Des dizaines de milliers de personnes ont manifesté lundi à Managua, la capitale du Nicaragua, pour dénoncer la récente répression du mouvement de colère contre le projet de réforme des retraites, qui a fait 27 morts, en dépit de son retrait par le président Daniel Ortega.

Brandissant des milliers de drapeaux blancs et bleus, aux couleurs du pays, salariés, étudiants, paysans et entrepreneurs ont défilé dans les rues de la capitale à l'occasion d'une «Marche pour la paix et le dialogue».

La manifestation avait été organisée à l'appel de l'organisation patronale COSEP - pourtant alliée du président Daniel Ortega depuis son arrivée au pouvoir il y a 11 ans.

«Assassins !», ont crié les manifestants en passant devant les locaux de la police nationale, tandis que les noms de certaines des victimes de la récente répression étaient affichés sur des banderoles.

«Nous n'allons pas entamer un quelconque dialogue (avec le gouvernement) tant que tous les prisonniers ne sont pas libérés, tant que ne cesse la répression, et que tant que les conditions ne sont pas réunies pour dialoguer», a dit Michael Healy, président de l'Union des producteurs agricoles du Nicaragua.

L'appel à manifester avait été maintenu, bien que le chef de l'État eût annoncé dimanche qu'il retirait sa réforme des retraites. Celle-ci prévoyait d'une part d'augmenter les contributions sociales des salariés et des employeurs afin de réduire le déficit de la Sécurité sociale, et d'autre part de réduire de 5% le montant des pensions, sur recommandation du Fonds monétaire international (FMI).

La vice-présidente Rosario Murillo - qui est également l'épouse du président - avait annoncé un peu plus tôt lundi que les manifestants arrêtés ces derniers jours seraient libérés, sur demande de l'archevêque de Managua Leopoldo Brenes, «afin d'établir les bases du dialogue».

Elle a aussi indiqué qu'un policier était décédé dimanche lors des violences. Le Centre nicaraguayen des droits de l'homme (CENIDH) a relevé son bilan à 26 morts, dont un caméraman tué par balle en plein reportage, sans inclure ce policier. 

Contre le couple présidentiel

Le projet de réforme des retraites avait déclenché mercredi dernier une révolte des étudiants qui s'est rapidement propagée au reste de la population.

Ce mouvement de rébellion est assez inhabituel dans ce pays pauvre d'Amérique centrale, où l'armée exerce un fort contrôle de l'ordre public.

La persistance de la colère reflète un mécontentement plus général de la population, excédée par la détérioration de ses conditions de vie et par un gouvernement accusé de corruption.

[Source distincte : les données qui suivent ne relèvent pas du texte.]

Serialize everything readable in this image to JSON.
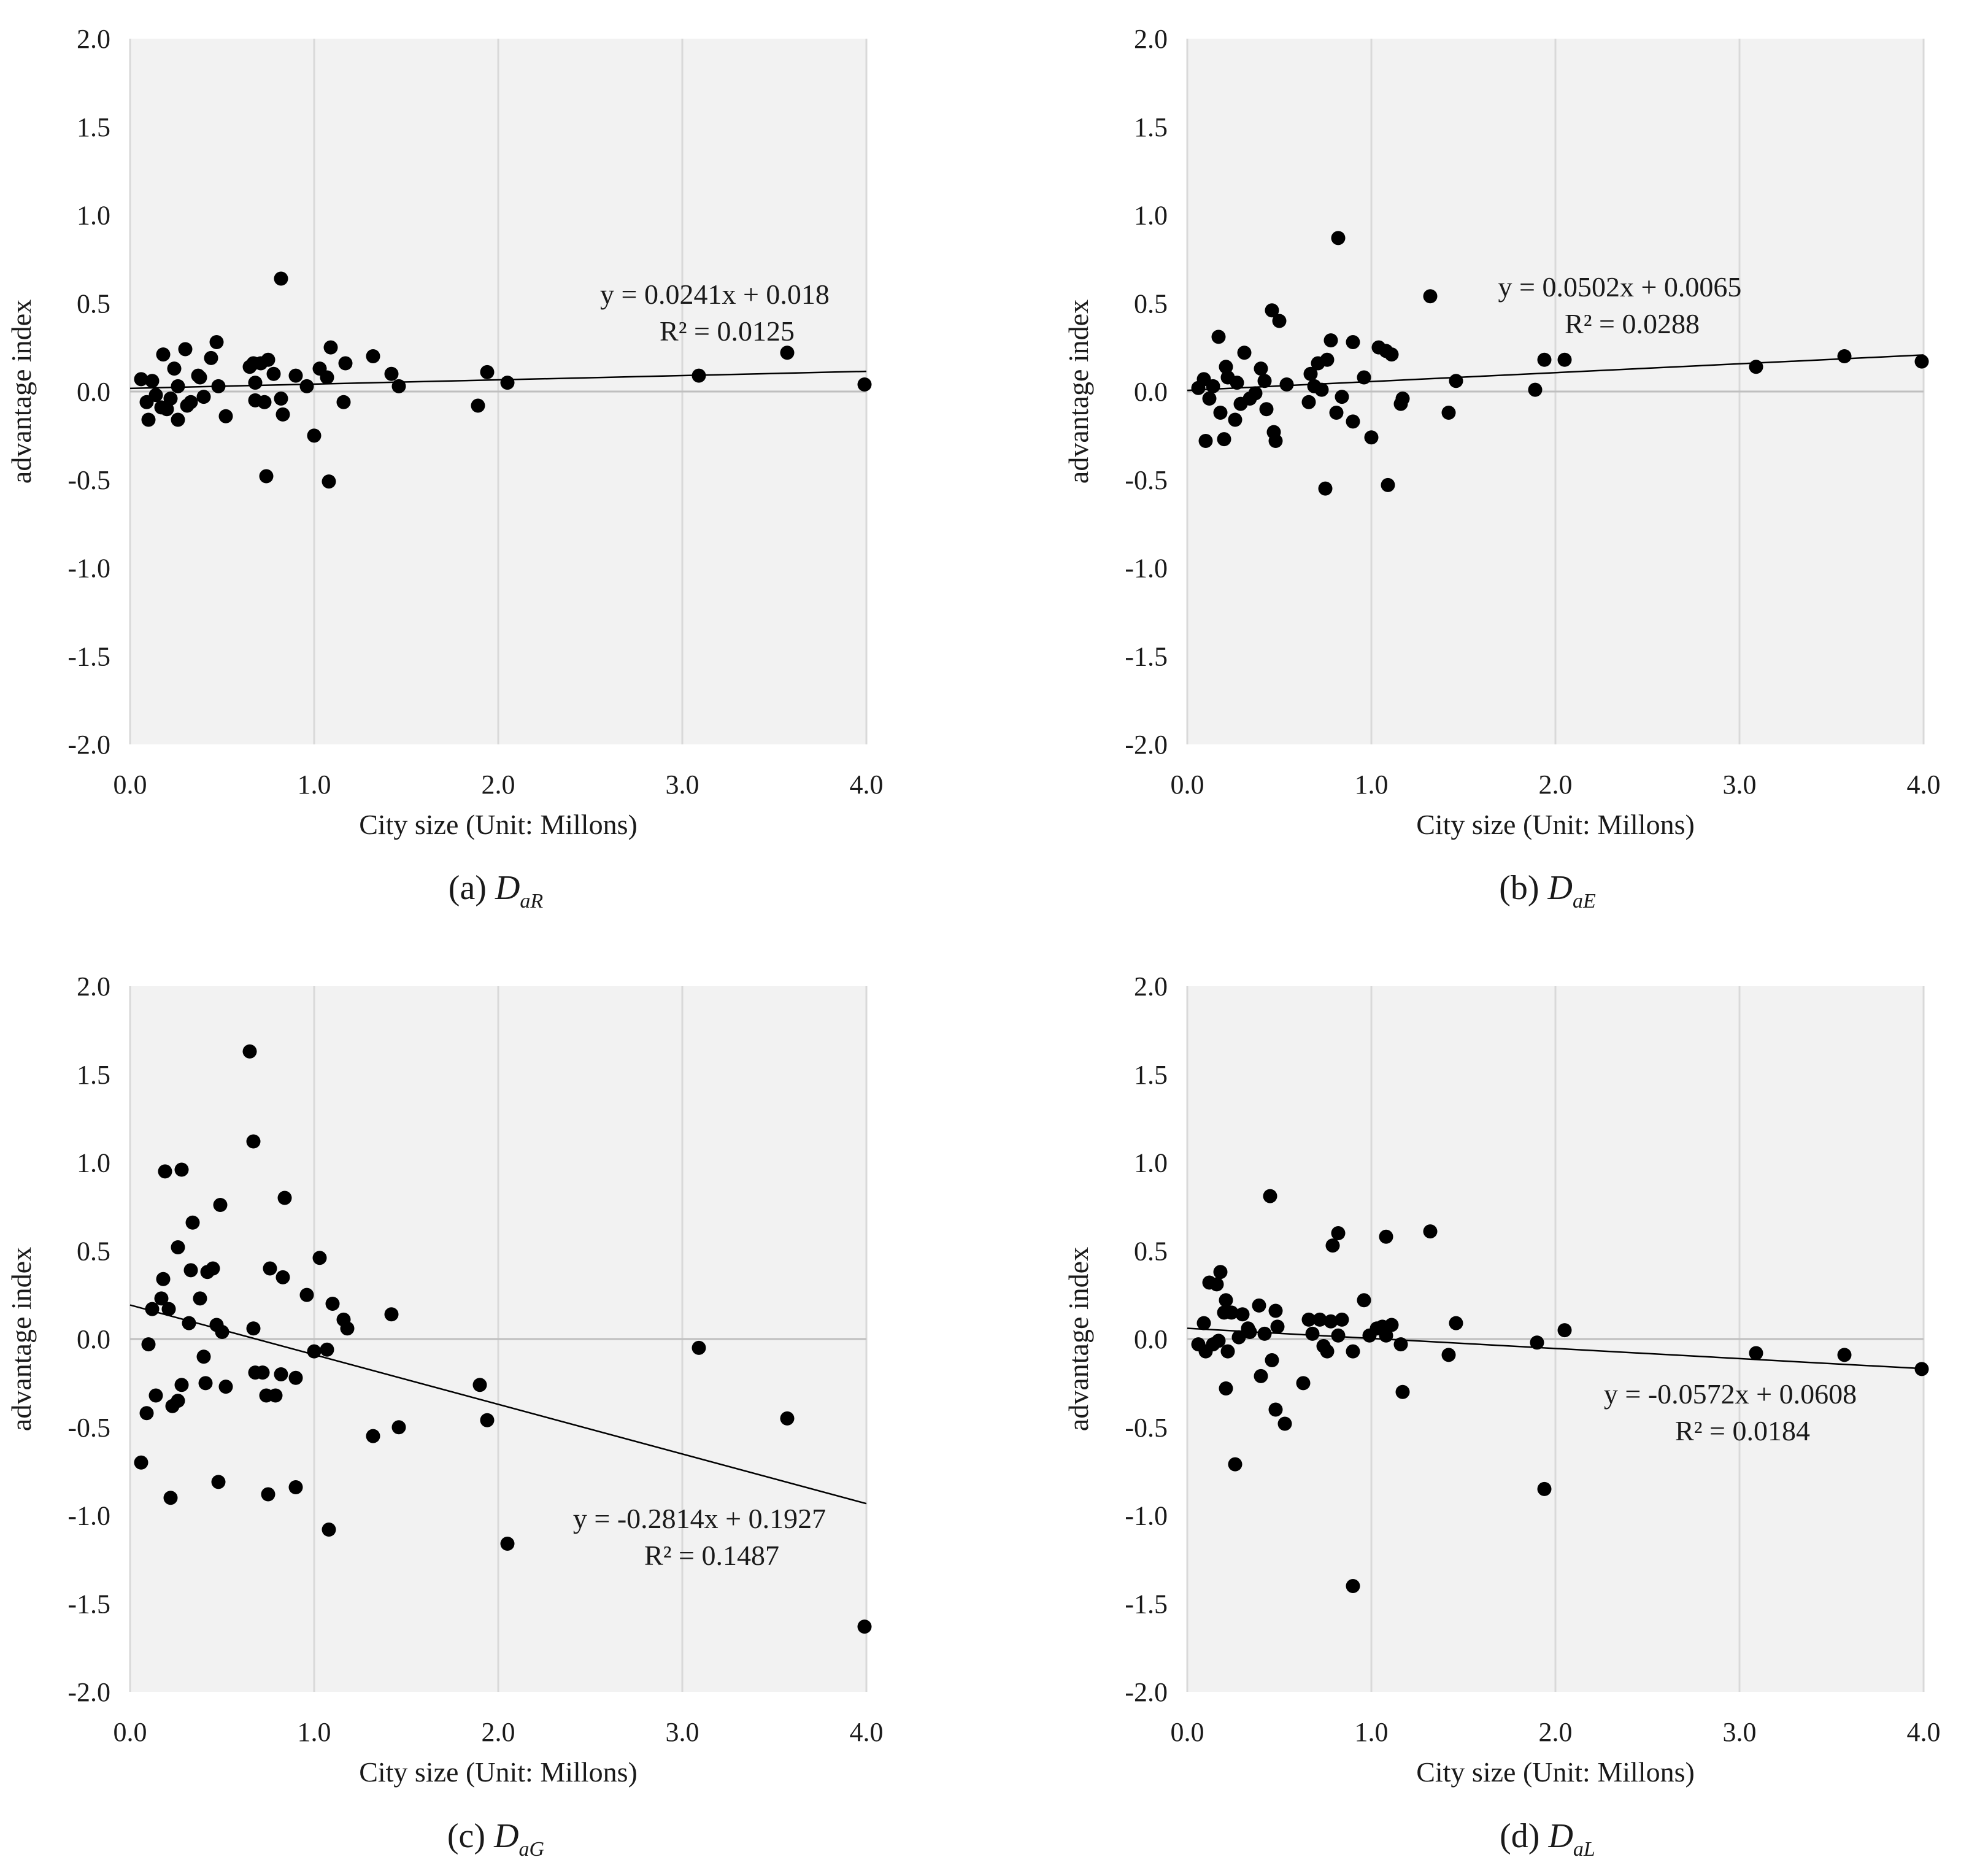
{
  "chart_data": [
    {
      "type": "scatter",
      "panel": "a",
      "caption_prefix": "(a) ",
      "caption_var": "D",
      "caption_sub": "aR",
      "xlabel": "City size (Unit: Millons)",
      "ylabel": "advantage index",
      "xlim": [
        0,
        4
      ],
      "ylim": [
        -2,
        2
      ],
      "xticks": [
        "0.0",
        "1.0",
        "2.0",
        "3.0",
        "4.0"
      ],
      "yticks": [
        "2.0",
        "1.5",
        "1.0",
        "0.5",
        "0.0",
        "-0.5",
        "-1.0",
        "-1.5",
        "-2.0"
      ],
      "grid": true,
      "trendline": {
        "slope": 0.0241,
        "intercept": 0.018,
        "equation": "y = 0.0241x + 0.018",
        "r2": "R² = 0.0125"
      },
      "points": [
        [
          0.06,
          0.07
        ],
        [
          0.09,
          -0.06
        ],
        [
          0.1,
          -0.16
        ],
        [
          0.12,
          0.06
        ],
        [
          0.14,
          -0.02
        ],
        [
          0.17,
          -0.09
        ],
        [
          0.18,
          0.21
        ],
        [
          0.2,
          -0.1
        ],
        [
          0.22,
          -0.04
        ],
        [
          0.24,
          0.13
        ],
        [
          0.26,
          -0.16
        ],
        [
          0.26,
          0.03
        ],
        [
          0.3,
          0.24
        ],
        [
          0.31,
          -0.08
        ],
        [
          0.33,
          -0.06
        ],
        [
          0.37,
          0.09
        ],
        [
          0.38,
          0.08
        ],
        [
          0.4,
          -0.03
        ],
        [
          0.44,
          0.19
        ],
        [
          0.47,
          0.28
        ],
        [
          0.48,
          0.03
        ],
        [
          0.52,
          -0.14
        ],
        [
          0.65,
          0.14
        ],
        [
          0.67,
          0.16
        ],
        [
          0.68,
          -0.05
        ],
        [
          0.68,
          0.05
        ],
        [
          0.71,
          0.16
        ],
        [
          0.73,
          -0.06
        ],
        [
          0.74,
          -0.48
        ],
        [
          0.75,
          0.18
        ],
        [
          0.78,
          0.1
        ],
        [
          0.82,
          -0.04
        ],
        [
          0.83,
          -0.13
        ],
        [
          0.82,
          0.64
        ],
        [
          0.9,
          0.09
        ],
        [
          0.96,
          0.03
        ],
        [
          1.0,
          -0.25
        ],
        [
          1.03,
          0.13
        ],
        [
          1.07,
          0.08
        ],
        [
          1.08,
          -0.51
        ],
        [
          1.09,
          0.25
        ],
        [
          1.16,
          -0.06
        ],
        [
          1.17,
          0.16
        ],
        [
          1.32,
          0.2
        ],
        [
          1.42,
          0.1
        ],
        [
          1.46,
          0.03
        ],
        [
          1.89,
          -0.08
        ],
        [
          1.94,
          0.11
        ],
        [
          2.05,
          0.05
        ],
        [
          3.09,
          0.09
        ],
        [
          3.57,
          0.22
        ],
        [
          3.99,
          0.04
        ]
      ]
    },
    {
      "type": "scatter",
      "panel": "b",
      "caption_prefix": "(b) ",
      "caption_var": "D",
      "caption_sub": "aE",
      "xlabel": "City size (Unit: Millons)",
      "ylabel": "advantage index",
      "xlim": [
        0,
        4
      ],
      "ylim": [
        -2,
        2
      ],
      "xticks": [
        "0.0",
        "1.0",
        "2.0",
        "3.0",
        "4.0"
      ],
      "yticks": [
        "2.0",
        "1.5",
        "1.0",
        "0.5",
        "0.0",
        "-0.5",
        "-1.0",
        "-1.5",
        "-2.0"
      ],
      "grid": true,
      "trendline": {
        "slope": 0.0502,
        "intercept": 0.0065,
        "equation": "y = 0.0502x + 0.0065",
        "r2": "R² = 0.0288"
      },
      "points": [
        [
          0.06,
          0.02
        ],
        [
          0.09,
          0.07
        ],
        [
          0.1,
          -0.28
        ],
        [
          0.12,
          -0.04
        ],
        [
          0.14,
          0.03
        ],
        [
          0.17,
          0.31
        ],
        [
          0.18,
          -0.12
        ],
        [
          0.2,
          -0.27
        ],
        [
          0.21,
          0.14
        ],
        [
          0.22,
          0.08
        ],
        [
          0.26,
          -0.16
        ],
        [
          0.27,
          0.05
        ],
        [
          0.29,
          -0.07
        ],
        [
          0.31,
          0.22
        ],
        [
          0.34,
          -0.04
        ],
        [
          0.37,
          -0.01
        ],
        [
          0.4,
          0.13
        ],
        [
          0.42,
          0.06
        ],
        [
          0.43,
          -0.1
        ],
        [
          0.46,
          0.46
        ],
        [
          0.47,
          -0.23
        ],
        [
          0.48,
          -0.28
        ],
        [
          0.5,
          0.4
        ],
        [
          0.54,
          0.04
        ],
        [
          0.66,
          -0.06
        ],
        [
          0.67,
          0.1
        ],
        [
          0.69,
          0.03
        ],
        [
          0.71,
          0.16
        ],
        [
          0.73,
          0.01
        ],
        [
          0.75,
          -0.55
        ],
        [
          0.76,
          0.18
        ],
        [
          0.78,
          0.29
        ],
        [
          0.81,
          -0.12
        ],
        [
          0.82,
          0.87
        ],
        [
          0.84,
          -0.03
        ],
        [
          0.9,
          0.28
        ],
        [
          0.9,
          -0.17
        ],
        [
          0.96,
          0.08
        ],
        [
          1.0,
          -0.26
        ],
        [
          1.04,
          0.25
        ],
        [
          1.08,
          0.23
        ],
        [
          1.09,
          -0.53
        ],
        [
          1.11,
          0.21
        ],
        [
          1.16,
          -0.07
        ],
        [
          1.17,
          -0.04
        ],
        [
          1.32,
          0.54
        ],
        [
          1.42,
          -0.12
        ],
        [
          1.46,
          0.06
        ],
        [
          1.89,
          0.01
        ],
        [
          1.94,
          0.18
        ],
        [
          2.05,
          0.18
        ],
        [
          3.09,
          0.14
        ],
        [
          3.57,
          0.2
        ],
        [
          3.99,
          0.17
        ]
      ]
    },
    {
      "type": "scatter",
      "panel": "c",
      "caption_prefix": "(c) ",
      "caption_var": "D",
      "caption_sub": "aG",
      "xlabel": "City size (Unit: Millons)",
      "ylabel": "advantage index",
      "xlim": [
        0,
        4
      ],
      "ylim": [
        -2,
        2
      ],
      "xticks": [
        "0.0",
        "1.0",
        "2.0",
        "3.0",
        "4.0"
      ],
      "yticks": [
        "2.0",
        "1.5",
        "1.0",
        "0.5",
        "0.0",
        "-0.5",
        "-1.0",
        "-1.5",
        "-2.0"
      ],
      "grid": true,
      "trendline": {
        "slope": -0.2814,
        "intercept": 0.1927,
        "equation": "y = -0.2814x + 0.1927",
        "r2": "R² = 0.1487"
      },
      "points": [
        [
          0.06,
          -0.7
        ],
        [
          0.09,
          -0.42
        ],
        [
          0.1,
          -0.03
        ],
        [
          0.12,
          0.17
        ],
        [
          0.14,
          -0.32
        ],
        [
          0.17,
          0.23
        ],
        [
          0.18,
          0.34
        ],
        [
          0.19,
          0.95
        ],
        [
          0.21,
          0.17
        ],
        [
          0.22,
          -0.9
        ],
        [
          0.23,
          -0.38
        ],
        [
          0.26,
          0.52
        ],
        [
          0.26,
          -0.35
        ],
        [
          0.28,
          0.96
        ],
        [
          0.28,
          -0.26
        ],
        [
          0.32,
          0.09
        ],
        [
          0.33,
          0.39
        ],
        [
          0.34,
          0.66
        ],
        [
          0.38,
          0.23
        ],
        [
          0.4,
          -0.1
        ],
        [
          0.41,
          -0.25
        ],
        [
          0.42,
          0.38
        ],
        [
          0.45,
          0.4
        ],
        [
          0.47,
          0.08
        ],
        [
          0.48,
          -0.81
        ],
        [
          0.49,
          0.76
        ],
        [
          0.5,
          0.04
        ],
        [
          0.52,
          -0.27
        ],
        [
          0.65,
          1.63
        ],
        [
          0.67,
          1.12
        ],
        [
          0.67,
          0.06
        ],
        [
          0.68,
          -0.19
        ],
        [
          0.72,
          -0.19
        ],
        [
          0.74,
          -0.32
        ],
        [
          0.75,
          -0.88
        ],
        [
          0.76,
          0.4
        ],
        [
          0.79,
          -0.32
        ],
        [
          0.82,
          -0.2
        ],
        [
          0.83,
          0.35
        ],
        [
          0.84,
          0.8
        ],
        [
          0.9,
          -0.22
        ],
        [
          0.9,
          -0.84
        ],
        [
          0.96,
          0.25
        ],
        [
          1.0,
          -0.07
        ],
        [
          1.03,
          0.46
        ],
        [
          1.07,
          -0.06
        ],
        [
          1.08,
          -1.08
        ],
        [
          1.1,
          0.2
        ],
        [
          1.16,
          0.11
        ],
        [
          1.18,
          0.06
        ],
        [
          1.32,
          -0.55
        ],
        [
          1.42,
          0.14
        ],
        [
          1.46,
          -0.5
        ],
        [
          1.9,
          -0.26
        ],
        [
          1.94,
          -0.46
        ],
        [
          2.05,
          -1.16
        ],
        [
          3.09,
          -0.05
        ],
        [
          3.57,
          -0.45
        ],
        [
          3.99,
          -1.63
        ]
      ]
    },
    {
      "type": "scatter",
      "panel": "d",
      "caption_prefix": "(d) ",
      "caption_var": "D",
      "caption_sub": "aL",
      "xlabel": "City size (Unit: Millons)",
      "ylabel": "advantage index",
      "xlim": [
        0,
        4
      ],
      "ylim": [
        -2,
        2
      ],
      "xticks": [
        "0.0",
        "1.0",
        "2.0",
        "3.0",
        "4.0"
      ],
      "yticks": [
        "2.0",
        "1.5",
        "1.0",
        "0.5",
        "0.0",
        "-0.5",
        "-1.0",
        "-1.5",
        "-2.0"
      ],
      "grid": true,
      "trendline": {
        "slope": -0.0572,
        "intercept": 0.0608,
        "equation": "y = -0.0572x + 0.0608",
        "r2": "R² = 0.0184"
      },
      "points": [
        [
          0.06,
          -0.03
        ],
        [
          0.09,
          0.09
        ],
        [
          0.1,
          -0.07
        ],
        [
          0.12,
          0.32
        ],
        [
          0.14,
          -0.03
        ],
        [
          0.16,
          0.31
        ],
        [
          0.17,
          -0.01
        ],
        [
          0.18,
          0.38
        ],
        [
          0.2,
          0.15
        ],
        [
          0.21,
          0.22
        ],
        [
          0.21,
          -0.28
        ],
        [
          0.22,
          -0.07
        ],
        [
          0.24,
          0.15
        ],
        [
          0.26,
          -0.71
        ],
        [
          0.28,
          0.01
        ],
        [
          0.3,
          0.14
        ],
        [
          0.33,
          0.06
        ],
        [
          0.34,
          0.04
        ],
        [
          0.39,
          0.19
        ],
        [
          0.4,
          -0.21
        ],
        [
          0.42,
          0.03
        ],
        [
          0.45,
          0.81
        ],
        [
          0.46,
          -0.12
        ],
        [
          0.48,
          -0.4
        ],
        [
          0.48,
          0.16
        ],
        [
          0.49,
          0.07
        ],
        [
          0.53,
          -0.48
        ],
        [
          0.63,
          -0.25
        ],
        [
          0.66,
          0.11
        ],
        [
          0.68,
          0.03
        ],
        [
          0.72,
          0.11
        ],
        [
          0.74,
          -0.04
        ],
        [
          0.76,
          -0.07
        ],
        [
          0.78,
          0.1
        ],
        [
          0.79,
          0.53
        ],
        [
          0.82,
          0.6
        ],
        [
          0.82,
          0.02
        ],
        [
          0.84,
          0.11
        ],
        [
          0.9,
          -0.07
        ],
        [
          0.9,
          -1.4
        ],
        [
          0.96,
          0.22
        ],
        [
          0.99,
          0.02
        ],
        [
          1.03,
          0.06
        ],
        [
          1.06,
          0.07
        ],
        [
          1.08,
          0.02
        ],
        [
          1.08,
          0.58
        ],
        [
          1.11,
          0.08
        ],
        [
          1.16,
          -0.03
        ],
        [
          1.17,
          -0.3
        ],
        [
          1.32,
          0.61
        ],
        [
          1.42,
          -0.09
        ],
        [
          1.46,
          0.09
        ],
        [
          1.9,
          -0.02
        ],
        [
          1.94,
          -0.85
        ],
        [
          2.05,
          0.05
        ],
        [
          3.09,
          -0.08
        ],
        [
          3.57,
          -0.09
        ],
        [
          3.99,
          -0.17
        ]
      ]
    }
  ],
  "colors": {
    "plot_background": "#f2f2f2",
    "gridline": "#d9d9d9",
    "marker": "#000000",
    "trendline": "#000000",
    "text": "#1a1a1a"
  }
}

Pour l'étudiant Clifford Ramirez il n'y a plus de retour en arrière possible: «Nous ne pouvons plus accepter ce gouvernement, nous manifestons pour que le couple Ortega-Murillo quitte le pouvoir».

Daniel Oretega, le «Comandante» de 72 ans, l'un des chefs de la guérilla ayant mené la révolution sandiniste en 1979, en est déjà à son quatrième mandat, au côté de sa femme, poétesse excentrique de 66 ans.

«Les manifestations (...) sont contre un gouvernement qui nie la liberté d'expression, la liberté de la presse et celle de manifester pacifiquement», a déclaré Clifford Ramirez, étudiant en sciences politiques de 26 ans qui faisait partie des premiers à manifester.

Alors que les manifestations ont dégénéré ce week-end, avec des saccages de commerces et bâtiments publics, le gouvernement a déployé les forces de l'ordre qui, selon les manifestants, ont utilisé des armes à feu.

Lundi, avant la manifestation, les rues de Managua étaient désertes, avec aucun bus en circulation et nombre d'entreprises signalant une faible affluence des salariés.

Dialogue? 

Le président Ortega a dénoncé la violence des manifestants, les comparant à des gangs criminels. Mais les États-Unis, l'Union européenne et le pape François ont surtout critiqué la force excessive utilisée par la police.

Par précaution, Washington a ordonné lundi l'évacuation du personnel de son ambassade à Managua, ainsi que de leurs familles.

«Nous exigeons du gouvernement nicaraguayen de cesser immédiatement l'attaque brutale contre les manifestants et la population civile», a lancé le CENIDH dans un communiqué conjoint avec la Fédération internationale des droits de l'homme (FIDH).

«Je ne vois les conditions pour aucun dialogue avec le gouvernement du Nicaragua», a estimé sur Twitter l'évêque adjoint de Managua, Silvio Baez.

«Il faut arrêter la répression, libérer les jeunes incarcérés, rétablir la transmission du Canal 100% Noticias (actuellement censuré) et discuter de la démocratisation du pays avec tous les secteurs», a-t-il ajouté.